Night after night, big, hardy Bill Aberhart and the frail farm youth studied together, first the Scriptures, then more worldly books. When the depression was at its height they read Maurice Colbourne’s Unemployment or War, expounding the theory of Social Credit for the redistribution of wealth, as originated by England’s Major Clifford Douglas. Aberhart and Manning decided it was the answer to Alberta’s problems.
In 1934 the two converts naively tried to sell the Social Credit theory to the Alberta government. When they were laughed off, they resolved to form their own party, campaigned up & down the province at political rallies that opened with prayers and hymns. Depression-hit Alberta voted the Social Crediters into office with 51 of the 57 House seats. Ernest Manning, at 27, became Minister of Trade and Industry under Premier Aberhart.
Soon after they took office, the Social Crediters tried to get started on their currency reform plans, which were to pay off $25-a-month government “dividends” to all adults. In 1937 the Dominion government stepped in, ruled that a province had no right to tamper with the banking system, and the Social Credit payoff never got out of the dream stage. When Bill Aberhart died in 1943, Social Credit’s House membership had dropped to 35.

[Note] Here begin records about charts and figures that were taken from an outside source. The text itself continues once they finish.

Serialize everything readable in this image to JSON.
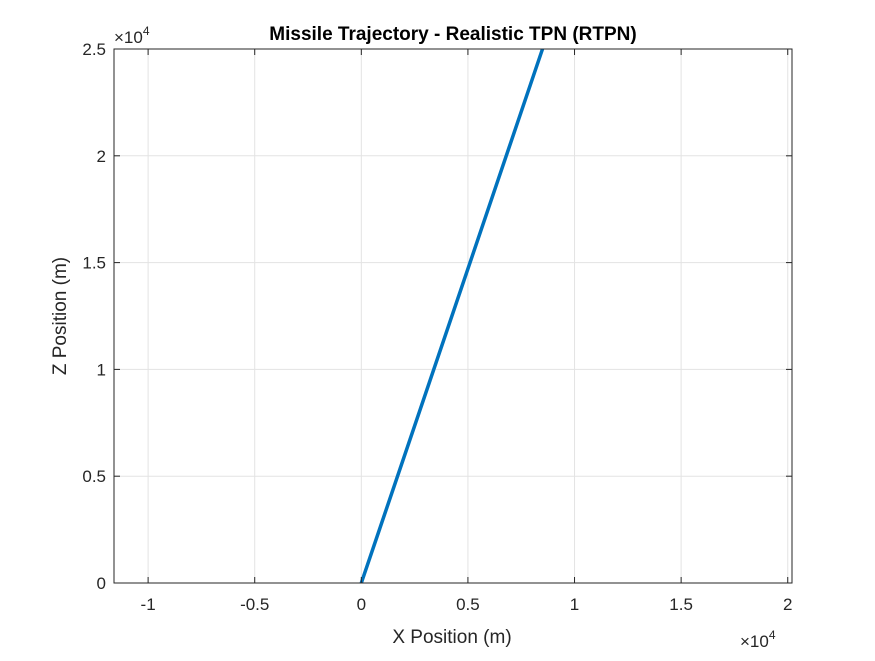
{
  "chart_data": {
    "type": "line",
    "title": "Missile Trajectory - Realistic TPN (RTPN)",
    "xlabel": "X Position (m)",
    "ylabel": "Z Position (m)",
    "x_multiplier": "×10",
    "x_exponent": "4",
    "y_multiplier": "×10",
    "y_exponent": "4",
    "xlim": [
      -11600,
      20200
    ],
    "ylim": [
      0,
      25000
    ],
    "xticks": [
      -10000,
      -5000,
      0,
      5000,
      10000,
      15000,
      20000
    ],
    "xtick_labels": [
      "-1",
      "-0.5",
      "0",
      "0.5",
      "1",
      "1.5",
      "2"
    ],
    "yticks": [
      0,
      5000,
      10000,
      15000,
      20000,
      25000
    ],
    "ytick_labels": [
      "0",
      "0.5",
      "1",
      "1.5",
      "2",
      "2.5"
    ],
    "grid": true,
    "series": [
      {
        "color": "#0072BD",
        "x": [
          0,
          8500
        ],
        "y": [
          0,
          25000
        ]
      }
    ]
  }
}
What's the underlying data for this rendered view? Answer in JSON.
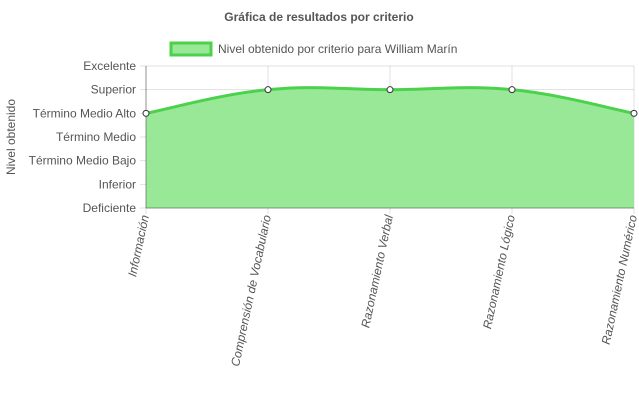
{
  "chart_data": {
    "type": "area",
    "title": "Gráfica de resultados por criterio",
    "xlabel": "",
    "ylabel": "Nivel obtenido",
    "categories": [
      "Información",
      "Comprensión de Vocabulario",
      "Razonamiento Verbal",
      "Razonamiento Lógico",
      "Razonamiento Numérico"
    ],
    "y_levels": [
      "Deficiente",
      "Inferior",
      "Término Medio Bajo",
      "Término Medio",
      "Término Medio Alto",
      "Superior",
      "Excelente"
    ],
    "ylim": [
      0,
      6
    ],
    "series": [
      {
        "name": "Nivel obtenido por criterio para William Marín",
        "values": [
          4,
          5,
          5,
          5,
          4
        ],
        "line_color": "#4cd14c",
        "fill_color": "#98e898",
        "point_fill": "#ffffff",
        "point_stroke": "#333333"
      }
    ],
    "grid": true,
    "legend_position": "top"
  }
}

Crops & Oil. But both Alberta and Social Credit began to undergo amazing changes soon after Manning became Premier. Record wartime crops put agriculture back on its feet. New wartime industries provided a market for Alberta coal. Premier Manning was scarcely responsible for all Alberta’s good fortune, but Albertans gave him credit for making the most of it. In the 1944 election, they returned Manning’s party to its alltime high of 51 legislative seats. Just when the war boom began to peter out, the great new oilfields at Leduc and Redwater surged in. Manning smothered the opposition with another landslide in 1948.
With prosperity, the Social Credit philosophy did an about-face from starry-eyed radicalism to steady-eyed business. After ten years of defaulting on Alberta bonds, Manning recalled $113 million of the province’s debts, issued new bonds and began backing his word with payments.
One of Manning’s most popular moves was his handling of Alberta’s oil resources, based on his theory that the province as a whole should get the benefit of such a gift of nature. Few private fortunes were made on oil leases; the Alberta government owns most oil rights. Last year $13 million poured into Alberta’s treasury from oil lease sales and royalties, and Manning earmarked it for such capital expenditures as roads, schools and libraries. Said the Premier: “When the day comes that our oil runs out, these benefits will remain.”
Besides the whopping income from oil, Alberta’s revenues in the last fiscal year (ended March 31, 1949) reached a record $57.5 million, and the government was able to finish off the year with a $7.5 million surplus. Manning now estimates that Alberta will be debt-free in 30 years.
Of the double vocations he follows, Manning makes no secret of his preference. “I abhor the word politician,” he said last week. “I am not here by choice. I would much rather concentrate on my Bible work.”